1. Field of the Invention
This invention relates to a pressure reduction apparatus for solid particle-containing high pressure liquids and, more particularly, a pressure reduction apparatus for use in chemical plants which deal with high pressure liquids comprising solid particles such as solutions of coal liquefaction products from coal liquefaction plants.
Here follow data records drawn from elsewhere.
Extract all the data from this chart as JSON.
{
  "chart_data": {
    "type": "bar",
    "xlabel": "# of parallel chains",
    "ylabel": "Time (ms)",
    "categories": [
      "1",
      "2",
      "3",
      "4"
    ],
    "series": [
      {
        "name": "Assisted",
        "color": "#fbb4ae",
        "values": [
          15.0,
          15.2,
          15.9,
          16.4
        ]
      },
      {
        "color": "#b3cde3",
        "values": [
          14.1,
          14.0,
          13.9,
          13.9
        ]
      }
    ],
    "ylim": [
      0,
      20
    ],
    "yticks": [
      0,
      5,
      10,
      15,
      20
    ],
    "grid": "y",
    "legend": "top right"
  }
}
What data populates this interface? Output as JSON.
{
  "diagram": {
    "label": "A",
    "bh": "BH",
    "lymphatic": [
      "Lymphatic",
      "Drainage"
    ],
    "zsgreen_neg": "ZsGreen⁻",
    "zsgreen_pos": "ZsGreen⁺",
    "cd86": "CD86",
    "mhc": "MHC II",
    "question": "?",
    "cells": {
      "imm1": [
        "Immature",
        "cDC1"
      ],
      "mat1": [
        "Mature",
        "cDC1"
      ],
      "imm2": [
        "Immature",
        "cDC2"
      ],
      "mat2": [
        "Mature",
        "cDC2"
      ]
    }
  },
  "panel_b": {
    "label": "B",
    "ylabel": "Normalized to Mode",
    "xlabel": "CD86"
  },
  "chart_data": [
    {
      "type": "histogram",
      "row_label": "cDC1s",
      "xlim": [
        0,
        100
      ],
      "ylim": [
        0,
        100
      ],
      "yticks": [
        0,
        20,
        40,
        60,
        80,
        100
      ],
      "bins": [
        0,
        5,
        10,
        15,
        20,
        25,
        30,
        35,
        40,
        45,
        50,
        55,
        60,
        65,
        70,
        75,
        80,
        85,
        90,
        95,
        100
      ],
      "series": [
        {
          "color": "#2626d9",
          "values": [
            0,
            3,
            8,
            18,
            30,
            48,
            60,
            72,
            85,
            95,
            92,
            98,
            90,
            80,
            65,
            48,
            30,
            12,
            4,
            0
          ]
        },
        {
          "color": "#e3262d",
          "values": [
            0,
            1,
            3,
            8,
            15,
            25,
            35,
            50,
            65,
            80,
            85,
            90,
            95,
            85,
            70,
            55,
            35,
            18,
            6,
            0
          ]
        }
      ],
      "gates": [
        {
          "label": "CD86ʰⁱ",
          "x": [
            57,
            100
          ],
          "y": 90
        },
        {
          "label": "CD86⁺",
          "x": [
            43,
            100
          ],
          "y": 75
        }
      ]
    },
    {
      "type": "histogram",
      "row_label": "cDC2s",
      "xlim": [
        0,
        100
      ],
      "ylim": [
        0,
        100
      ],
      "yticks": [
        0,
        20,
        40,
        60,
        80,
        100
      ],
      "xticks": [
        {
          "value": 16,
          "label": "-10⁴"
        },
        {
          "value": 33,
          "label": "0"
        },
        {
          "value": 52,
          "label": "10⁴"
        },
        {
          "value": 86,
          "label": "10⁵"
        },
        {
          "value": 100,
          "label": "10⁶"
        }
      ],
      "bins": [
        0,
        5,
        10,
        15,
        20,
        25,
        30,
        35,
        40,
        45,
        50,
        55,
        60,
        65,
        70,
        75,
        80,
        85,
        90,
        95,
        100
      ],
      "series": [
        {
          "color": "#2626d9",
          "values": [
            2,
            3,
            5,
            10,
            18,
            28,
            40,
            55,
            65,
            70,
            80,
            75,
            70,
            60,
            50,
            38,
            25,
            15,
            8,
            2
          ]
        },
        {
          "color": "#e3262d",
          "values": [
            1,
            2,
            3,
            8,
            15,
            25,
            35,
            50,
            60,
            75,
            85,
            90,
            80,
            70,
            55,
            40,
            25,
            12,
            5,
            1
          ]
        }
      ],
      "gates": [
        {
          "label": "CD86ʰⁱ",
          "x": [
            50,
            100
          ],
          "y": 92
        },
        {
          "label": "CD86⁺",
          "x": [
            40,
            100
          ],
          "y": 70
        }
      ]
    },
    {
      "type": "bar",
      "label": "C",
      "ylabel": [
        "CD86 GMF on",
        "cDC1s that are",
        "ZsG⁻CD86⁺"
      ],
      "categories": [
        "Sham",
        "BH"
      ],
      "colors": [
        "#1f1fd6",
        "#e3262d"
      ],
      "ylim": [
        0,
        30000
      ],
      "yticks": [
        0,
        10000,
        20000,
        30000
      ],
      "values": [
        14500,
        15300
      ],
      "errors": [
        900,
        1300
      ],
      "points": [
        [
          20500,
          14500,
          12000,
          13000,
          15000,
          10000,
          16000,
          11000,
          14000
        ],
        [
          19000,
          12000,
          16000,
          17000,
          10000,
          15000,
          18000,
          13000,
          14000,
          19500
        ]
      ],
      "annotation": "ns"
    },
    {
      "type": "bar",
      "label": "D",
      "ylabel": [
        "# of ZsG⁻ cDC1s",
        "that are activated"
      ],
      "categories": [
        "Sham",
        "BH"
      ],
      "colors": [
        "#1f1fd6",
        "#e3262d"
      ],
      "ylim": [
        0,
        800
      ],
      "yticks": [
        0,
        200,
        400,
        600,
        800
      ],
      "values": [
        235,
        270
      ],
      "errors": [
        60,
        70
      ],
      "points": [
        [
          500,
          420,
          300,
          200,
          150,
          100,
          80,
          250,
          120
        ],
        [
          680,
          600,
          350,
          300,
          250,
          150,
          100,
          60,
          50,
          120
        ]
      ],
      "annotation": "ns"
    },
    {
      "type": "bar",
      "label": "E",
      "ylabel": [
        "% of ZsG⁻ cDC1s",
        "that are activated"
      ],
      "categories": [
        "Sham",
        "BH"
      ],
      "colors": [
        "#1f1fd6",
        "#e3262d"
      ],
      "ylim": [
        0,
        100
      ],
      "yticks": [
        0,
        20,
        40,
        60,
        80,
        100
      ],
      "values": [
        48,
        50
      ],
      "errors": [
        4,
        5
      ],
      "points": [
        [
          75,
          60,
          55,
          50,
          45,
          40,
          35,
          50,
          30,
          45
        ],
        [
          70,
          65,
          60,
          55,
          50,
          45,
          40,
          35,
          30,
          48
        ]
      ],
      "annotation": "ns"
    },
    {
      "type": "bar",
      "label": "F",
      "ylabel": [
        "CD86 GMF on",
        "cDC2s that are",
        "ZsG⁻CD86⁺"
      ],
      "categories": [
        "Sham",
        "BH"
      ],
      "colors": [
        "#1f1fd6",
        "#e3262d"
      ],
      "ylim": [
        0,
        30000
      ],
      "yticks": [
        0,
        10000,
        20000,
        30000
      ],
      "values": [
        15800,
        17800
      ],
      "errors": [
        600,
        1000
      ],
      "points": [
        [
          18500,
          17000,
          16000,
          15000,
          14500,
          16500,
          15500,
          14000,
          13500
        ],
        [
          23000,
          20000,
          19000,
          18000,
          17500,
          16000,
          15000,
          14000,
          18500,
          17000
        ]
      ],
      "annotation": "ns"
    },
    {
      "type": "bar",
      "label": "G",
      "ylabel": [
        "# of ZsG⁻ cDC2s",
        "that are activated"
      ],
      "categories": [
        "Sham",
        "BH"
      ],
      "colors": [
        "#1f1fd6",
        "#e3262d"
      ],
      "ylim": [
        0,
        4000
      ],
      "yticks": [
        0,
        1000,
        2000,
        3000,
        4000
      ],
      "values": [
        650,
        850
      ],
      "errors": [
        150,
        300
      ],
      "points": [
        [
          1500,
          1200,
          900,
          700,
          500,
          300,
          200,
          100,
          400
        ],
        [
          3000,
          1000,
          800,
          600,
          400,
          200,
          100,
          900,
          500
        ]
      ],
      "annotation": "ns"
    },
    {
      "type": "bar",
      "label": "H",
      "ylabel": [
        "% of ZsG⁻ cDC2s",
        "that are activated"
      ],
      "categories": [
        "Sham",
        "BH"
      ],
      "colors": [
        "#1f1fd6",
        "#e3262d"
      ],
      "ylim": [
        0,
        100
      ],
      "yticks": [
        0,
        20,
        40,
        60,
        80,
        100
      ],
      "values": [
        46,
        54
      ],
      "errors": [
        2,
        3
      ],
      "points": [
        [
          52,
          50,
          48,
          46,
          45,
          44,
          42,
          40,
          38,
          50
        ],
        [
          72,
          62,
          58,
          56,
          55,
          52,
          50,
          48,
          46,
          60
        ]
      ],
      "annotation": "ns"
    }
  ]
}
2. Description of the Prior Art
A variety of chemical plants utilizing a process of reducing the pressure of high pressure liquids containing solid particles are known. Typical of such plants are coal liquefaction plants which have been recently reperceived accompanied by worsening of the condition of petroleum supply. In coal liquefaction plants, coal is pulverized and dehydrated, after which suitable solvents are added to the coal pieces to form a slurry. The slurry is pressurized and pre-heated, and is subjected to liquefaction by hydrogenation reaction. The resulting high temperature and high pressure coal liquefaction solution product is subjected to the gas-liquid separation, followed by pressure reduction. Then, the heavy and light oil products are fractionally distilled as they are or after further gas-liquid separation. For pressure reduction of the solution of coal liquefaction product, it is the usual practice to make use of the throttling effect of a flow regulator valve and is usually referred to as a let-down valve. However, a member of the valve which contacts with the solution tends to be considerably damaged by solid particles of organic matter contained in the solution. In view of the above fact, there has been proposed, for example, in Japanese Patent Application No. 56-108365, an apparatus in which pressure energy is recovered simultaneously with the pressure reduction of the high pressure liquid or solution. In this energy recovery apparatus, the solution of coal liquefaction product is fed to a cylinder in which the pressure energy is converted into and recovered as mechanical energy. The solution which has been reduced in pressure by the conversion is fed to a subsequent step by the use of mechanical energy from other cylinders. However, the mechanical motion in the energy converter involves problems such as abrasion or erosion of and a thermal influence on sliding portions and valves which contact with the solution.